Kiama Leagues Club claimed two awards on the night, which were voted on by the public, coming home with the best dish in the region and the best from a medium sized club.
The restaurant’s head chef Sarah Rebbeck said they had received a lot of positive feedback about their entry, which was a slow-cooked lamb shoulder with cauliflower puree, crispy jerusalem artichoke, asparagus, jus and salsa verde, but the award was still a complete shock.
“The win was very unexpected,” she said. “I had been hoping to make the top three for regional awards.”
Sarah said that she wanted to create something a bit different to what you would expect in a club.

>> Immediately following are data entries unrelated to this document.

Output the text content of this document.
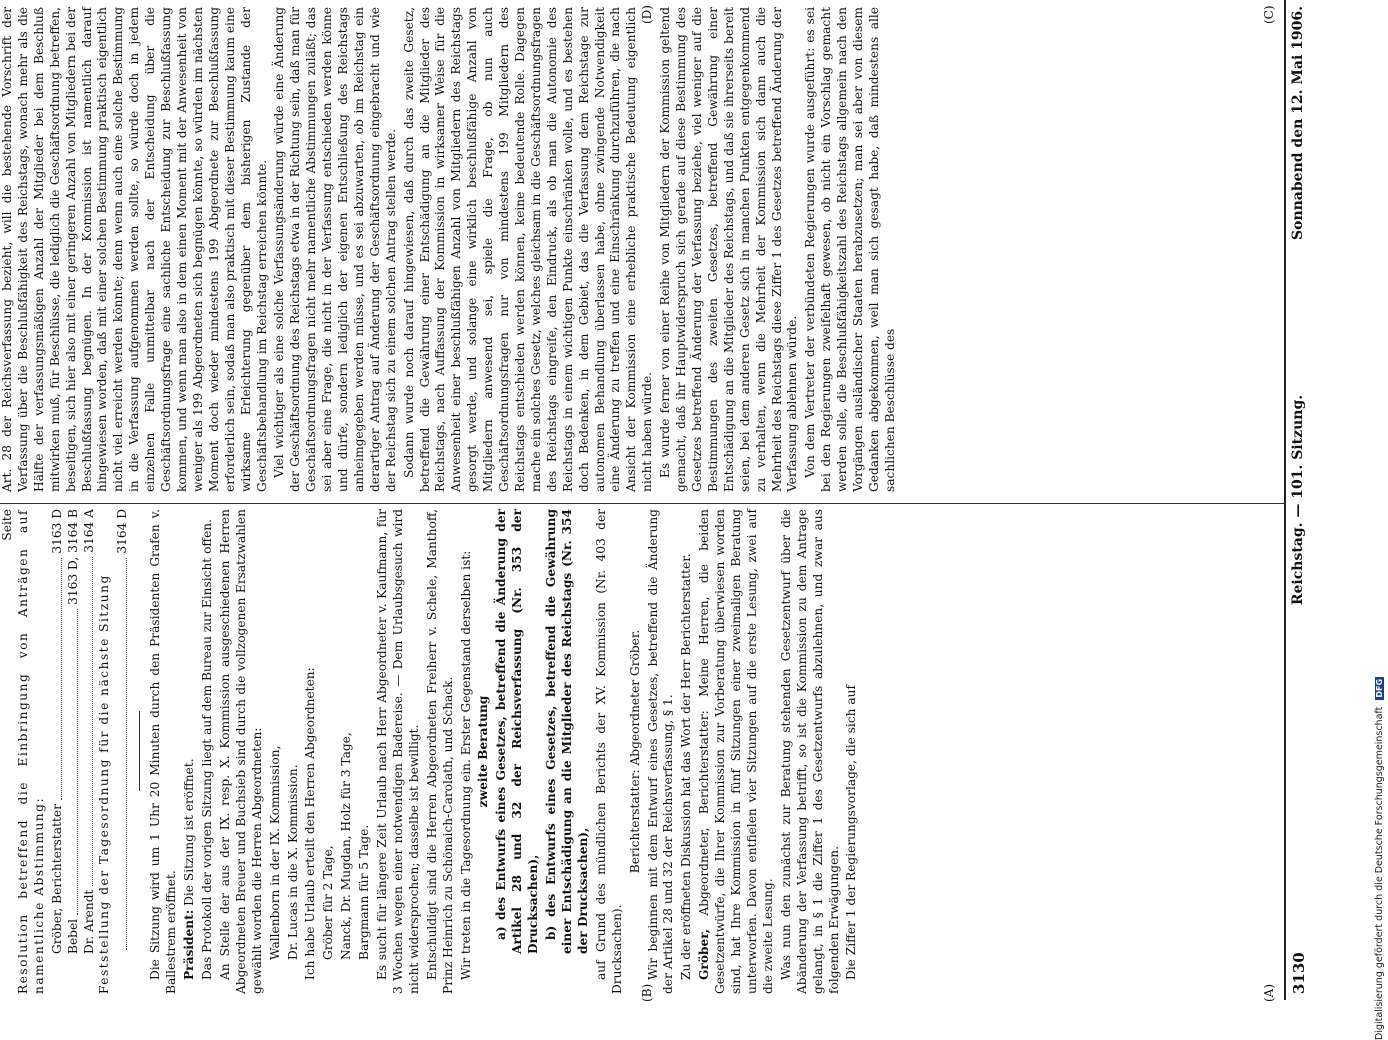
3130
Reichstag. — 101. Sitzung.
Sonnabend den 12. Mai 1906.
(A)
(B)
(C)
(D)
Seite Resolution betreffend die Einbringung von Anträgen auf namentliche Abstimmung: Gröber, Berichterstatter
3163 D
Bebel
3163 D, 3164 B
Dr. Arendt
3164 A

Feststellung der Tagesordnung für die nächste Sitzung

3164 D Die Sitzung wird um 1 Uhr 20 Minuten durch den Präsidenten Grafen v. Ballestrem eröffnet. Präsident: Die Sitzung ist eröffnet. Das Protokoll der vorigen Sitzung liegt auf dem Bureau zur Einsicht offen. An Stelle der aus der IX. resp. X. Kommission ausgeschiedenen Herren Abgeordneten Breuer und Buchsieb sind durch die vollzogenen Ersatzwahlen gewählt worden die Herren Abgeordneten: Wallenborn in der IX. Kommission, Dr. Lucas in die X. Kommission. Ich habe Urlaub erteilt den Herren Abgeordneten: Gröber für 2 Tage, Nanck, Dr. Mugdan, Holz für 3 Tage, Bargmann für 5 Tage. Es sucht für längere Zeit Urlaub nach Herr Abgeordneter v. Kaufmann, für 3 Wochen wegen einer notwendigen Badereise. — Dem Urlaubsgesuch wird nicht widersprochen; dasselbe ist bewilligt. Entschuldigt sind die Herren Abgeordneten Freiherr v. Schele, Manthoff, Prinz Heinrich zu Schönaich-Carolath, und Schack. Wir treten in die Tagesordnung ein. Erster Gegenstand derselben ist: zweite Beratung a) des Entwurfs eines Gesetzes, betreffend die Änderung der Artikel 28 und 32 der Reichsverfassung (Nr. 353 der Drucksachen), b) des Entwurfs eines Gesetzes, betreffend die Gewährung einer Entschädigung an die Mitglieder des Reichstags (Nr. 354 der Drucksachen), auf Grund des mündlichen Berichts der XV. Kommission (Nr. 403 der Drucksachen).

Berichterstatter: Abgeordneter Gröber. Wir beginnen mit dem Entwurf eines Gesetzes, betreffend die Änderung der Artikel 28 und 32 der Reichsverfassung, § 1. Zu der eröffneten Diskussion hat das Wort der Herr Berichterstatter. Gröber, Abgeordneter, Berichterstatter: Meine Herren, die beiden Gesetzentwürfe, die Ihrer Kommission zur Vorberatung überwiesen worden sind, hat Ihre Kommission in fünf Sitzungen einer zweimaligen Beratung unterworfen. Davon entfielen vier Sitzungen auf die erste Lesung, zwei auf die zweite Lesung. Was nun den zunächst zur Beratung stehenden Gesetzentwurf über die Abänderung der Verfassung betrifft, so ist die Kommission zu dem Antrage gelangt, in § 1 die Ziffer 1 des Gesetzentwurfs abzulehnen, und zwar aus folgenden Erwägungen. Die Ziffer 1 der Regierungsvorlage, die sich auf

Art. 28 der Reichsverfassung bezieht, will die bestehende Vorschrift der Verfassung über die Beschlußfähigkeit des Reichstags, wonach mehr als die Hälfte der verfassungsmäßigen Anzahl der Mitglieder bei dem Beschluß mitwirken muß, für Beschlüsse, die lediglich die Geschäftsordnung betreffen, beseitigen, sich hier also mit einer geringeren Anzahl von Mitgliedern bei der Beschlußfassung begnügen. In der Kommission ist namentlich darauf hingewiesen worden, daß mit einer solchen Bestimmung praktisch eigentlich nicht viel erreicht werden könnte; denn wenn auch eine solche Bestimmung in die Verfassung aufgenommen werden sollte, so würde doch in jedem einzelnen Falle unmittelbar nach der Entscheidung über die Geschäftsordnungsfrage eine sachliche Entscheidung zur Beschlußfassung kommen, und wenn man also in dem einen Moment mit der Anwesenheit von weniger als 199 Abgeordneten sich begnügen könnte, so würden im nächsten Moment doch wieder mindestens 199 Abgeordnete zur Beschlußfassung erforderlich sein, sodaß man also praktisch mit dieser Bestimmung kaum eine wirksame Erleichterung gegenüber dem bisherigen Zustande der Geschäftsbehandlung im Reichstag erreichen könnte. Viel wichtiger als eine solche Verfassungsänderung würde eine Änderung der Geschäftsordnung des Reichstags etwa in der Richtung sein, daß man für Geschäftsordnungsfragen nicht mehr namentliche Abstimmungen zuläßt; das sei aber eine Frage, die nicht in der Verfassung entschieden werden könne und dürfe, sondern lediglich der eigenen Entschließung des Reichstags anheimgegeben werden müsse, und es sei abzuwarten, ob im Reichstag ein derartiger Antrag auf Änderung der Geschäftsordnung eingebracht und wie der Reichstag sich zu einem solchen Antrag stellen werde. Sodann wurde noch darauf hingewiesen, daß durch das zweite Gesetz, betreffend die Gewährung einer Entschädigung an die Mitglieder des Reichstags, nach Auffassung der Kommission in wirksamer Weise für die Anwesenheit einer beschlußfähigen Anzahl von Mitgliedern des Reichstags gesorgt werde, und solange eine wirklich beschlußfähige Anzahl von Mitgliedern anwesend sei, spiele die Frage, ob nun auch Geschäftsordnungsfragen nur von mindestens 199 Mitgliedern des Reichstags entschieden werden können, keine bedeutende Rolle. Dagegen mache ein solches Gesetz, welches gleichsam in die Geschäftsordnungsfragen des Reichstags eingreife, den Eindruck, als ob man die Autonomie des Reichstags in einem wichtigen Punkte einschränken wolle, und es bestehen doch Bedenken, in dem Gebiet, das die Verfassung dem Reichstage zur autonomen Behandlung überlassen habe, ohne zwingende Notwendigkeit eine Änderung zu treffen und eine Einschränkung durchzuführen, die nach Ansicht der Kommission eine erhebliche praktische Bedeutung eigentlich nicht haben würde. Es wurde ferner von einer Reihe von Mitgliedern der Kommission geltend gemacht, daß ihr Hauptwiderspruch sich gerade auf diese Bestimmung des Gesetzes betreffend Änderung der Verfassung beziehe, viel weniger auf die Bestimmungen des zweiten Gesetzes, betreffend Gewährung einer Entschädigung an die Mitglieder des Reichstags, und daß sie ihrerseits bereit seien, bei dem anderen Gesetz sich in manchen Punkten entgegenkommend zu verhalten, wenn die Mehrheit der Kommission sich dann auch die Mehrheit des Reichstags diese Ziffer 1 des Gesetzes betreffend Änderung der Verfassung ablehnen würde. Von dem Vertreter der verbündeten Regierungen wurde ausgeführt: es sei bei den Regierungen zweifelhaft gewesen, ob nicht ein Vorschlag gemacht werden solle, die Beschlußfähigkeitszahl des Reichstags allgemein nach den Vorgängen ausländischer Staaten herabzusetzen; man sei aber von diesem Gedanken abgekommen, weil man sich gesagt habe, daß mindestens alle sachlichen Beschlüsse des

Digitalisierung gefördert durch die Deutsche Forschungsgemeinschaft DFG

“We wanted to choose a dish that a lot of people would like and slow-cooked lamb shoulder has always been very popular, so we created a dish that has lots of flavour, was fresh and not a classic club meal,” she said. “Clubs have come along way from your typical club classics.”
But the wins kept coming for the Illawarra.
Towradgi Park Bowls and Recreation Club were ecstatic as they walked away with the best small club award.
The venue’s general manager Nick Hardy said they were determined to outdo themselves after narrowly missing out last year.
“We were a bit disappointed last year when we went up to the awards night,” he said. “They called us and said you guys should come so we thought we might have won a big prize so when we didn’t win we were a bit disappointed and Chef was really determined to win it this year.”
Head chef Prasanga Karunaratne came up with red wine braised beef short ribs and said the quality ingredients helped to get them over the line.
“Because of the weather and winter I was thinking we have to do something slow cooked,” he said. “And of course our products are all from scratch with fresh ingredients from local suppliers so that’s the reason we’re getting more popular.
“Ever since Chef’s been here, whenever he puts his mind to something like a special dish or anything he wants to put on the menu it always looks amazing and it always tastes great, so we were pretty confident,” Nick said.
But because this competition relies on ratings from everyday customers, it’s not just the dish that needs to be up to scratch, but every single serving, regardless of how busy the restaurant is.
“From my side it’s quite hard because people need to be able to afford it and we need to do it in a high volume and there needs to be consistency,” Prasanga said.
“That’s the challenge because all the details have to be perfect, and my team, whether I’m here or not, have to do it exactly the same with the same flavour.”
And all that effort paid off when Prasanga and the club’s assistant manager Ash were at the ceremony.
“When they called the winner for the state for small clubs, they were all eating their meal,” Nick said. “And because no-one knows how to say Towradgi the people on the microphone were like ‘T-ta-ta … I don’t know how to say this’, and then Ash stood up and said ‘It’s Towradgi!’ and they said, ‘That’s it – you guys have won’.”
Nick said it was a good boost for the club after a couple of tough years getting people back into hospitality venues.
“This time of
the year as well is usually pretty quiet, so on the back of our award-winning dish hopefully we get a lot of people through the doors and they keep coming back.”
The winning dishes are back on offer at each of the clubs.